Besides, both our media should invest in more research on China-Africa relations. This will bring our people much closer.

So far, four Chinese state media houses have established their African headquarters in Kenya and branches in other African countries. Besides, China intends to set up the "China-Africa Press Exchange Centre" in China. This facility will offer tremendous opportunities for positive reporting of China-Africa relations.

From this centre, our hope of telling our own story will come true. I warmly welcome African media to set up offices in China to gather and disseminate news to their audiences across Africa. In terms of scope, our media should both expand and diversify areas and methods of cooperation. Our media should engage in more practical partnership. They should strengthen cooperation in areas such as training, technical support, programme exchange and information sharing.

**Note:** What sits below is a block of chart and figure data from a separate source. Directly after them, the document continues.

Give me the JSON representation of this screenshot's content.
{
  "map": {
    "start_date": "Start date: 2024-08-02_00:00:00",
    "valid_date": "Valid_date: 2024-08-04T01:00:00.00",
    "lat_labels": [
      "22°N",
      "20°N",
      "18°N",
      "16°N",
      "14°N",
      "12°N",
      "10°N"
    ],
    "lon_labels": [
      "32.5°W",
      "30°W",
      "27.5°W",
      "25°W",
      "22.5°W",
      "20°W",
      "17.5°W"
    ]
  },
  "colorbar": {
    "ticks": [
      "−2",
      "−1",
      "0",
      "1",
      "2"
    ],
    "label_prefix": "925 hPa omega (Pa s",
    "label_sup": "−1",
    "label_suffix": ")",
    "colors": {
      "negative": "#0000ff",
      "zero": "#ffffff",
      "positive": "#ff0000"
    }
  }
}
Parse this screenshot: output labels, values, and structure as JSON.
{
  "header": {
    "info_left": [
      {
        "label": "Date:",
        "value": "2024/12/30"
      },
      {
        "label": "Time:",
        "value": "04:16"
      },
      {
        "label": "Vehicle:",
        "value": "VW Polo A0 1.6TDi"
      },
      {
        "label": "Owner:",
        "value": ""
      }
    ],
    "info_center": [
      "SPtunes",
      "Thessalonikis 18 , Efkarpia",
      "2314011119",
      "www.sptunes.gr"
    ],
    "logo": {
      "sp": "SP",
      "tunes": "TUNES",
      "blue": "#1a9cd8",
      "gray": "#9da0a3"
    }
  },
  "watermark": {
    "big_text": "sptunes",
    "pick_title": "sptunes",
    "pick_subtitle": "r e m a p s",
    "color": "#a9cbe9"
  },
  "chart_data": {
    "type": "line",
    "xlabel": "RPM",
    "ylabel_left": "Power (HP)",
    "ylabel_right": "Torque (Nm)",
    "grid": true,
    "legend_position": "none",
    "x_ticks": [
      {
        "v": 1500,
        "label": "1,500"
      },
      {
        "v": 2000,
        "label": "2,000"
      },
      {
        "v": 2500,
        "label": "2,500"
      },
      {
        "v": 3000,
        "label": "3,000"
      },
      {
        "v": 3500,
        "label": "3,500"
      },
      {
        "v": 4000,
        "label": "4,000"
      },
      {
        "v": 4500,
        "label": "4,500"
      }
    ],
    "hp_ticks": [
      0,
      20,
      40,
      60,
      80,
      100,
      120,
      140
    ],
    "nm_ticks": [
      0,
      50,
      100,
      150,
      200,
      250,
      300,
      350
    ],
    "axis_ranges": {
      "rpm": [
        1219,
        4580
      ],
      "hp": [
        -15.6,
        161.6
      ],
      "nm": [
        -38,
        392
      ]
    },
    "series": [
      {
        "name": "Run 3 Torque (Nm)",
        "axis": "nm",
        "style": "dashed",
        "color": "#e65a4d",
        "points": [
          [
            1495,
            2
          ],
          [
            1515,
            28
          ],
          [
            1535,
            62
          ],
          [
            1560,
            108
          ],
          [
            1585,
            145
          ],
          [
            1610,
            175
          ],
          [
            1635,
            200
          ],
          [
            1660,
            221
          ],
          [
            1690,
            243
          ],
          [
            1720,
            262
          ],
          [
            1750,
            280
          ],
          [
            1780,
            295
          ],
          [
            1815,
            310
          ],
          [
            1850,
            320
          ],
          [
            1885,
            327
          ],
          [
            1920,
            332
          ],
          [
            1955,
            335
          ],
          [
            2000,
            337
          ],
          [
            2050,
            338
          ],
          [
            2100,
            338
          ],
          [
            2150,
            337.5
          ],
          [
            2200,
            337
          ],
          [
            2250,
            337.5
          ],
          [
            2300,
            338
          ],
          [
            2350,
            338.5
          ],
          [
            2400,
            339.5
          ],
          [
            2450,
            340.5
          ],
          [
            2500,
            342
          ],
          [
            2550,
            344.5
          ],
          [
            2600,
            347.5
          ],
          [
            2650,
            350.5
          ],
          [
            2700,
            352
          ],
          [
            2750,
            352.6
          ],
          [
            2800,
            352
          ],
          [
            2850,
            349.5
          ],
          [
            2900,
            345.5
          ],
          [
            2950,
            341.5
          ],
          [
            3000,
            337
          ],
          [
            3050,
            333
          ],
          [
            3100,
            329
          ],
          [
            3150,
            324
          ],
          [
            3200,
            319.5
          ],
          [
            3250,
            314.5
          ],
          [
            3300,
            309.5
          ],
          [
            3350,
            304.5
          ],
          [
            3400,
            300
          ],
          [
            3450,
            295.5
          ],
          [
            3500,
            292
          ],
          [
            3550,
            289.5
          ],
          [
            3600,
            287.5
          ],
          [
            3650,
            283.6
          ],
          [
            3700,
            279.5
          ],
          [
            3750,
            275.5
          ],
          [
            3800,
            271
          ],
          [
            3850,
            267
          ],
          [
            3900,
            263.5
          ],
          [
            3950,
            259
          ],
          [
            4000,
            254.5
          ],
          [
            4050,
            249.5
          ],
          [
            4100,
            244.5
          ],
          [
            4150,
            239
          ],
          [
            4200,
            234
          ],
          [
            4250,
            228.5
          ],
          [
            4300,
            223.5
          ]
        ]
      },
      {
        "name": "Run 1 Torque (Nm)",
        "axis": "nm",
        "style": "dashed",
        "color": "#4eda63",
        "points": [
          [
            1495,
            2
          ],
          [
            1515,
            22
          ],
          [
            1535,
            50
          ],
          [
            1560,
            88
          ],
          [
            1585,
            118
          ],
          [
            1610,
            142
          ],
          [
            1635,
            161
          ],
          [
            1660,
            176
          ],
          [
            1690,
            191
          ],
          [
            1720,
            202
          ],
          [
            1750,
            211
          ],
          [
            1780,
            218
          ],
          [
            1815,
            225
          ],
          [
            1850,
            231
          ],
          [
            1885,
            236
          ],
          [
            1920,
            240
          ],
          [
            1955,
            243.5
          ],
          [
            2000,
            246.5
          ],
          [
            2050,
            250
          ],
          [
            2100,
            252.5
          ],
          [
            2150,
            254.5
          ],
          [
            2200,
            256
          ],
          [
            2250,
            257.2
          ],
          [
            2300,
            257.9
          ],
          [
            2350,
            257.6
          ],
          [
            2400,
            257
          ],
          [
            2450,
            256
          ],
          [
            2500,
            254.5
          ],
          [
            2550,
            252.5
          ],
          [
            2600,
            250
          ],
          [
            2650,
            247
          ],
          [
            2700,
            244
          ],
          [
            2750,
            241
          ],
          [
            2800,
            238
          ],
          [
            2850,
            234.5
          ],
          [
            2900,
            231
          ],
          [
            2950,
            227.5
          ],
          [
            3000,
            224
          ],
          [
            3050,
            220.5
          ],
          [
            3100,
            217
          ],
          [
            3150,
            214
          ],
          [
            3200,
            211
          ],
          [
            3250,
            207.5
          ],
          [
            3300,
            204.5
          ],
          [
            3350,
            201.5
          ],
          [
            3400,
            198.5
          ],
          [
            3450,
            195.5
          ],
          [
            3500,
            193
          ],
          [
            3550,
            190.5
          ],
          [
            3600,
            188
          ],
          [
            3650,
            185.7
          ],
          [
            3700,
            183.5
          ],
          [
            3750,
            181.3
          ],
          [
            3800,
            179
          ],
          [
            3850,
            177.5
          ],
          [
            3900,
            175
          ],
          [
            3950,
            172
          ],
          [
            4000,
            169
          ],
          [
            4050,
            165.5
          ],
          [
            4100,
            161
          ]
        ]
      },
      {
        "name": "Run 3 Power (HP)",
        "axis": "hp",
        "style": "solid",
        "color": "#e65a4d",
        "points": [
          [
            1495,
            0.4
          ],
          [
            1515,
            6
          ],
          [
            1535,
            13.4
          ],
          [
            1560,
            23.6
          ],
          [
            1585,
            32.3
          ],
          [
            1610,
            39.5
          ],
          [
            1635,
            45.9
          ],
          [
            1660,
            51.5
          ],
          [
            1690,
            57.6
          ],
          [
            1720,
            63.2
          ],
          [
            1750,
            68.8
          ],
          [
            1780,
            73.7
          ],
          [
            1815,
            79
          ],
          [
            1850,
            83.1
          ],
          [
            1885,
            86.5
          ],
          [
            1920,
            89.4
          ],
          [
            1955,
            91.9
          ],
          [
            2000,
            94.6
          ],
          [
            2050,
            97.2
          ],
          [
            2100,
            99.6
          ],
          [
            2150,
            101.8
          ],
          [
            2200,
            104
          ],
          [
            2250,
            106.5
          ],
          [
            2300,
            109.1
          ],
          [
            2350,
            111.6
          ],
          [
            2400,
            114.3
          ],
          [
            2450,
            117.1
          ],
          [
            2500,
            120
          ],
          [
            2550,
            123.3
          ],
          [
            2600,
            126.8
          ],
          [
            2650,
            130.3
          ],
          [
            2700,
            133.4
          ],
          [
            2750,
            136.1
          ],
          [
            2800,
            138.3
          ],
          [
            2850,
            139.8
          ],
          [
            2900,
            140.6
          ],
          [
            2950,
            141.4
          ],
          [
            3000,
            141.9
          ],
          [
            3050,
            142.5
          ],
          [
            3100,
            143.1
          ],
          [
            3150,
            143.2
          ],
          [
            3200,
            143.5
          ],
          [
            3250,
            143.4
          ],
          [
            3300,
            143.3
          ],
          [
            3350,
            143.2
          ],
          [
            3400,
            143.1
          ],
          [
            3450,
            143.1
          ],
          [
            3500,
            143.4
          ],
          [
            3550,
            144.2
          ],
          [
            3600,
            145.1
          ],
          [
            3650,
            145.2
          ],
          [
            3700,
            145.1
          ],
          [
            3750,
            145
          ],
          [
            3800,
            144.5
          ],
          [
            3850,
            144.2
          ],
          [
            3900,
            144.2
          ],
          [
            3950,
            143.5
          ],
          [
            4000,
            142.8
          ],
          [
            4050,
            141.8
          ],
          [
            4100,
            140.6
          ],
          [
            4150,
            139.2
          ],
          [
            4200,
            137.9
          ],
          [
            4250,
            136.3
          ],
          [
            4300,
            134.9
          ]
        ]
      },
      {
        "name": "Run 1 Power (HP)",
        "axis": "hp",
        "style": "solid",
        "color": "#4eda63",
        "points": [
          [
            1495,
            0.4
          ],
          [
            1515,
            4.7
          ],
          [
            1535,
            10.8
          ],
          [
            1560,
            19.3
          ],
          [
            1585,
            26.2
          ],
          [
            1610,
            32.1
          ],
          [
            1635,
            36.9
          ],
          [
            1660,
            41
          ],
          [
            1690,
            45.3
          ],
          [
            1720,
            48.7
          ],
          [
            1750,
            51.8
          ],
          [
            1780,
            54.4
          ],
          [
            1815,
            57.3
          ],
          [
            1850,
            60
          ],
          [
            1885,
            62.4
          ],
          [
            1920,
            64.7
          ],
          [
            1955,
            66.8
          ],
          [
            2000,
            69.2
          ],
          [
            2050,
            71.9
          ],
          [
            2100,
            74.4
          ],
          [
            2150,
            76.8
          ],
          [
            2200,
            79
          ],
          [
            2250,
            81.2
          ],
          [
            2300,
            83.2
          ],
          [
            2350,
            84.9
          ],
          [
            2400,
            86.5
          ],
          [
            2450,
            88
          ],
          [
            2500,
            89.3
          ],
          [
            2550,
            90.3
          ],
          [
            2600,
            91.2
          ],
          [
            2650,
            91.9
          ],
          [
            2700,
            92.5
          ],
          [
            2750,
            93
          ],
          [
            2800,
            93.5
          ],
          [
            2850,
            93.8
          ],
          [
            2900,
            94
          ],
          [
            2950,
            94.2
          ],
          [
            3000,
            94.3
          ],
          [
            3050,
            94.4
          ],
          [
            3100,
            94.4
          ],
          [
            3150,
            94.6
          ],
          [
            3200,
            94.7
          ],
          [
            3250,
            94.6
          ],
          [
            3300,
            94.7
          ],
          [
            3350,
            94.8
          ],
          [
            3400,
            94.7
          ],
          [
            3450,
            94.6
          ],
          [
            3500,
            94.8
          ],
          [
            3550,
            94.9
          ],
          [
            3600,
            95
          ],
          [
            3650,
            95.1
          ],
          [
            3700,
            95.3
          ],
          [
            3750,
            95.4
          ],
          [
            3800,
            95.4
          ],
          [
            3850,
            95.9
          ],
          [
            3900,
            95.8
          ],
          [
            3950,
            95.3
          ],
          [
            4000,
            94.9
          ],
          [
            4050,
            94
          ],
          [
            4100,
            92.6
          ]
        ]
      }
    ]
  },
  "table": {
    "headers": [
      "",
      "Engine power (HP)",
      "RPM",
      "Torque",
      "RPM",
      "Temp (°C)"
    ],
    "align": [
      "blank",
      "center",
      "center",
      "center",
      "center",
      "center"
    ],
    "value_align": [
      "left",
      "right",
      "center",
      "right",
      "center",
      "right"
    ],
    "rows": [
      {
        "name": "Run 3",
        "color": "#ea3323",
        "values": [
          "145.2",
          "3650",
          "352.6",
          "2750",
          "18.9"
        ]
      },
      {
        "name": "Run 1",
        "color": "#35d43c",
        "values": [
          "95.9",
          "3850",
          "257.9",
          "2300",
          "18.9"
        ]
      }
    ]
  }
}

On her part, China, within its ability, will continue to provide assistance to Africa's media, particularly in capability building and technology development. China will support wellestablished and credible Chinese media and media-related companies to invest in Africa. Ultimately, our aim is to lend a hand to Africa's efforts in adapting to new media trends. In the next ten years, media cooperation will significantly impact the development of China-Africa relations. This cooperation will enhance the friendship between the Chinese people and the African people, and promote the cultural integration between our two sides.

I am confident that our joint efforts in improving China-Africa media cooperation and China-Africa new strategic partnership will usher us into a brighter future!

H.E. Liu Guangyuan is the Ambassador of the People's Republic Of China to the Republic of Kenya.